Strength Problem in the Design of Smart Structures

It is a common practice to design an actuator system for maximum structural efficiency. Thus the design is driven by the ratio of output to input in terms of force and stroke. As the action of the actuator and the reaction of the elastic body are dependent on the material properties, it is mandatory to know the stress distributions within the elastic body system and the associated strength limits. In order to avoid local failure and degradation due to fatigue, it is necessary to consider the local stress conditions in the early design process. The integrated actuator is an elastic body like the surrounding body system, with individual structural behavior and strength properties.

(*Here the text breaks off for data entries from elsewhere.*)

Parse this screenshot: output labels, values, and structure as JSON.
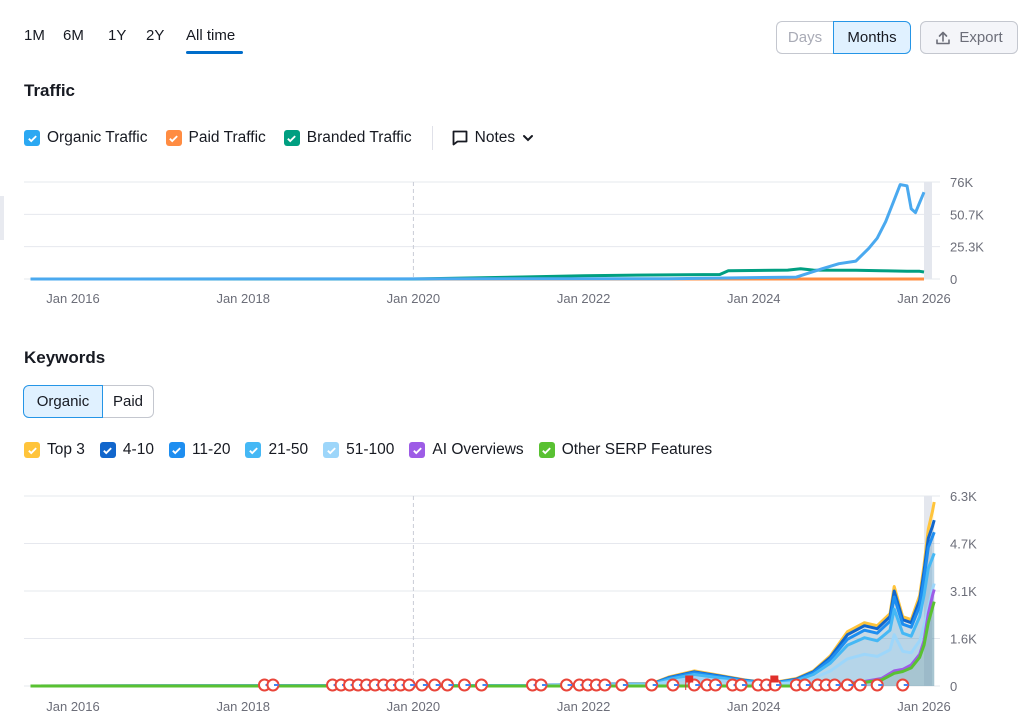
{
  "periods": [
    "1M",
    "6M",
    "1Y",
    "2Y",
    "All time"
  ],
  "active_period": "All time",
  "granularity": {
    "days": "Days",
    "months": "Months",
    "active": "Months"
  },
  "export_label": "Export",
  "traffic": {
    "title": "Traffic",
    "legend": [
      {
        "label": "Organic Traffic",
        "color": "#2ba8f2",
        "checked": true
      },
      {
        "label": "Paid Traffic",
        "color": "#ff8c42",
        "checked": true
      },
      {
        "label": "Branded Traffic",
        "color": "#009f81",
        "checked": true
      }
    ],
    "notes_label": "Notes"
  },
  "keywords": {
    "title": "Keywords",
    "tabs": [
      "Organic",
      "Paid"
    ],
    "active_tab": "Organic",
    "legend": [
      {
        "label": "Top 3",
        "color": "#ffc43b",
        "checked": true
      },
      {
        "label": "4-10",
        "color": "#1166cc",
        "checked": true
      },
      {
        "label": "11-20",
        "color": "#1e8ef0",
        "checked": true
      },
      {
        "label": "21-50",
        "color": "#45b8f5",
        "checked": true
      },
      {
        "label": "51-100",
        "color": "#9dd6fa",
        "checked": true
      },
      {
        "label": "AI Overviews",
        "color": "#9d5ce6",
        "checked": true
      },
      {
        "label": "Other SERP Features",
        "color": "#59c132",
        "checked": true
      }
    ]
  },
  "chart_data": [
    {
      "type": "line",
      "name": "traffic",
      "x_ticks": [
        "Jan 2016",
        "Jan 2018",
        "Jan 2020",
        "Jan 2022",
        "Jan 2024",
        "Jan 2026"
      ],
      "x_range": [
        2015.5,
        2026.2
      ],
      "y_ticks": [
        "76K",
        "50.7K",
        "25.3K",
        "0"
      ],
      "ylim": [
        0,
        76000
      ],
      "grid": true,
      "series": [
        {
          "name": "Organic Traffic",
          "color": "#4aa9ef",
          "points": [
            [
              2015.5,
              0
            ],
            [
              2023.0,
              200
            ],
            [
              2024.5,
              1500
            ],
            [
              2024.8,
              8000
            ],
            [
              2025.0,
              12000
            ],
            [
              2025.2,
              14000
            ],
            [
              2025.35,
              24000
            ],
            [
              2025.45,
              32000
            ],
            [
              2025.55,
              45000
            ],
            [
              2025.65,
              62000
            ],
            [
              2025.72,
              74000
            ],
            [
              2025.8,
              73000
            ],
            [
              2025.85,
              55000
            ],
            [
              2025.9,
              52000
            ],
            [
              2025.95,
              60000
            ],
            [
              2026.0,
              68000
            ]
          ]
        },
        {
          "name": "Paid Traffic",
          "color": "#ff8c42",
          "points": [
            [
              2015.5,
              0
            ],
            [
              2021.5,
              0
            ],
            [
              2026.0,
              0
            ]
          ]
        },
        {
          "name": "Branded Traffic",
          "color": "#009f81",
          "points": [
            [
              2015.5,
              0
            ],
            [
              2020.0,
              0
            ],
            [
              2021.2,
              1500
            ],
            [
              2022.0,
              2500
            ],
            [
              2022.5,
              3000
            ],
            [
              2023.6,
              3500
            ],
            [
              2023.7,
              6500
            ],
            [
              2024.4,
              7000
            ],
            [
              2024.55,
              8000
            ],
            [
              2024.7,
              7000
            ],
            [
              2025.2,
              6800
            ],
            [
              2025.5,
              6500
            ],
            [
              2025.8,
              6000
            ],
            [
              2025.95,
              6000
            ],
            [
              2026.0,
              5500
            ]
          ]
        }
      ]
    },
    {
      "type": "area",
      "name": "keywords",
      "x_ticks": [
        "Jan 2016",
        "Jan 2018",
        "Jan 2020",
        "Jan 2022",
        "Jan 2024",
        "Jan 2026"
      ],
      "x_range": [
        2015.5,
        2026.2
      ],
      "y_ticks": [
        "6.3K",
        "4.7K",
        "3.1K",
        "1.6K",
        "0"
      ],
      "ylim": [
        0,
        6300
      ],
      "grid": true,
      "series": [
        {
          "name": "Top 3",
          "color": "#ffc43b",
          "points": [
            [
              2015.5,
              0
            ],
            [
              2021.5,
              20
            ],
            [
              2022.0,
              60
            ],
            [
              2022.8,
              80
            ],
            [
              2023.0,
              300
            ],
            [
              2023.3,
              500
            ],
            [
              2023.6,
              350
            ],
            [
              2023.9,
              200
            ],
            [
              2024.2,
              100
            ],
            [
              2024.5,
              250
            ],
            [
              2024.7,
              500
            ],
            [
              2024.9,
              1000
            ],
            [
              2025.1,
              1800
            ],
            [
              2025.3,
              2100
            ],
            [
              2025.45,
              2000
            ],
            [
              2025.6,
              2400
            ],
            [
              2025.65,
              3300
            ],
            [
              2025.75,
              2300
            ],
            [
              2025.85,
              2200
            ],
            [
              2025.95,
              3000
            ],
            [
              2026.0,
              4000
            ],
            [
              2026.05,
              5200
            ],
            [
              2026.1,
              5800
            ],
            [
              2026.12,
              6100
            ]
          ]
        },
        {
          "name": "4-10",
          "color": "#1166cc",
          "points": [
            [
              2015.5,
              0
            ],
            [
              2021.5,
              18
            ],
            [
              2022.0,
              55
            ],
            [
              2022.8,
              70
            ],
            [
              2023.0,
              280
            ],
            [
              2023.3,
              470
            ],
            [
              2023.6,
              330
            ],
            [
              2023.9,
              190
            ],
            [
              2024.2,
              90
            ],
            [
              2024.5,
              230
            ],
            [
              2024.7,
              470
            ],
            [
              2024.9,
              950
            ],
            [
              2025.1,
              1700
            ],
            [
              2025.3,
              2000
            ],
            [
              2025.45,
              1900
            ],
            [
              2025.6,
              2300
            ],
            [
              2025.65,
              3150
            ],
            [
              2025.75,
              2200
            ],
            [
              2025.85,
              2100
            ],
            [
              2025.95,
              2850
            ],
            [
              2026.0,
              3800
            ],
            [
              2026.05,
              4900
            ],
            [
              2026.1,
              5300
            ],
            [
              2026.12,
              5500
            ]
          ]
        },
        {
          "name": "11-20",
          "color": "#1e8ef0",
          "points": [
            [
              2015.5,
              0
            ],
            [
              2021.5,
              15
            ],
            [
              2022.0,
              50
            ],
            [
              2022.8,
              65
            ],
            [
              2023.0,
              260
            ],
            [
              2023.3,
              440
            ],
            [
              2023.6,
              310
            ],
            [
              2023.9,
              180
            ],
            [
              2024.2,
              85
            ],
            [
              2024.5,
              210
            ],
            [
              2024.7,
              440
            ],
            [
              2024.9,
              880
            ],
            [
              2025.1,
              1550
            ],
            [
              2025.3,
              1850
            ],
            [
              2025.45,
              1750
            ],
            [
              2025.6,
              2150
            ],
            [
              2025.65,
              2950
            ],
            [
              2025.75,
              2050
            ],
            [
              2025.85,
              1950
            ],
            [
              2025.95,
              2650
            ],
            [
              2026.0,
              3550
            ],
            [
              2026.05,
              4600
            ],
            [
              2026.1,
              4950
            ],
            [
              2026.12,
              5100
            ]
          ]
        },
        {
          "name": "21-50",
          "color": "#45b8f5",
          "points": [
            [
              2015.5,
              0
            ],
            [
              2021.5,
              12
            ],
            [
              2022.0,
              40
            ],
            [
              2022.8,
              55
            ],
            [
              2023.0,
              220
            ],
            [
              2023.3,
              380
            ],
            [
              2023.6,
              270
            ],
            [
              2023.9,
              150
            ],
            [
              2024.2,
              70
            ],
            [
              2024.5,
              180
            ],
            [
              2024.7,
              380
            ],
            [
              2024.9,
              760
            ],
            [
              2025.1,
              1350
            ],
            [
              2025.3,
              1600
            ],
            [
              2025.45,
              1500
            ],
            [
              2025.6,
              1850
            ],
            [
              2025.65,
              2550
            ],
            [
              2025.75,
              1750
            ],
            [
              2025.85,
              1650
            ],
            [
              2025.95,
              2300
            ],
            [
              2026.0,
              3000
            ],
            [
              2026.05,
              3900
            ],
            [
              2026.1,
              4250
            ],
            [
              2026.12,
              4400
            ]
          ]
        },
        {
          "name": "51-100",
          "color": "#9dd6fa",
          "points": [
            [
              2015.5,
              0
            ],
            [
              2021.5,
              8
            ],
            [
              2022.0,
              25
            ],
            [
              2022.8,
              35
            ],
            [
              2023.0,
              150
            ],
            [
              2023.3,
              260
            ],
            [
              2023.6,
              180
            ],
            [
              2023.9,
              100
            ],
            [
              2024.2,
              50
            ],
            [
              2024.5,
              120
            ],
            [
              2024.7,
              250
            ],
            [
              2024.9,
              500
            ],
            [
              2025.1,
              900
            ],
            [
              2025.3,
              1050
            ],
            [
              2025.45,
              980
            ],
            [
              2025.6,
              1200
            ],
            [
              2025.65,
              1700
            ],
            [
              2025.75,
              1150
            ],
            [
              2025.85,
              1100
            ],
            [
              2025.95,
              1500
            ],
            [
              2026.0,
              2000
            ],
            [
              2026.05,
              2600
            ],
            [
              2026.1,
              3200
            ],
            [
              2026.12,
              3400
            ]
          ]
        },
        {
          "name": "AI Overviews",
          "color": "#9d5ce6",
          "points": [
            [
              2015.5,
              0
            ],
            [
              2024.8,
              0
            ],
            [
              2025.0,
              50
            ],
            [
              2025.3,
              150
            ],
            [
              2025.5,
              250
            ],
            [
              2025.65,
              500
            ],
            [
              2025.75,
              550
            ],
            [
              2025.85,
              700
            ],
            [
              2025.95,
              1050
            ],
            [
              2026.0,
              1500
            ],
            [
              2026.05,
              2400
            ],
            [
              2026.1,
              3000
            ],
            [
              2026.12,
              3200
            ]
          ]
        },
        {
          "name": "Other SERP Features",
          "color": "#59c132",
          "points": [
            [
              2015.5,
              0
            ],
            [
              2024.8,
              0
            ],
            [
              2025.0,
              30
            ],
            [
              2025.3,
              120
            ],
            [
              2025.5,
              200
            ],
            [
              2025.65,
              420
            ],
            [
              2025.75,
              480
            ],
            [
              2025.85,
              600
            ],
            [
              2025.95,
              950
            ],
            [
              2026.0,
              1350
            ],
            [
              2026.05,
              2100
            ],
            [
              2026.1,
              2600
            ],
            [
              2026.12,
              2800
            ]
          ]
        }
      ],
      "serp_markers": [
        2018.25,
        2018.35,
        2019.05,
        2019.15,
        2019.25,
        2019.35,
        2019.45,
        2019.55,
        2019.65,
        2019.75,
        2019.85,
        2019.95,
        2020.1,
        2020.25,
        2020.4,
        2020.6,
        2020.8,
        2021.4,
        2021.5,
        2021.8,
        2021.95,
        2022.05,
        2022.15,
        2022.25,
        2022.45,
        2022.8,
        2023.05,
        2023.3,
        2023.45,
        2023.55,
        2023.75,
        2023.85,
        2024.05,
        2024.15,
        2024.25,
        2024.5,
        2024.6,
        2024.75,
        2024.85,
        2024.95,
        2025.1,
        2025.25,
        2025.45,
        2025.75
      ]
    }
  ]
}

Both together are exposed to the stresses and strains caused by the action of the actuator and the operational loads which act on the whole system at the same time, i.e., mechanical, thermal, or moisture loads. The presently used 2D models are well suited to predict the strength behavior of homogeneous metallic structures. But as soon as the elastic body system becomes inhomogeneous, has a complex shape, or is anisotropic, the solutions are at least questionable. Transverse stresses cannot be calculated and the effect of changes in the layer stacking sequence can not be estimated. But the results of static and fatigue tests showed a strong dependence of the failure behavior on the stacking order. The inverse physical problem is the action of active layers in a laminate. The placement of active layers within the cross section has a decisive effect on the long-term efficiency of the active laminate. Therefore it is to be taken into account in the early design phase.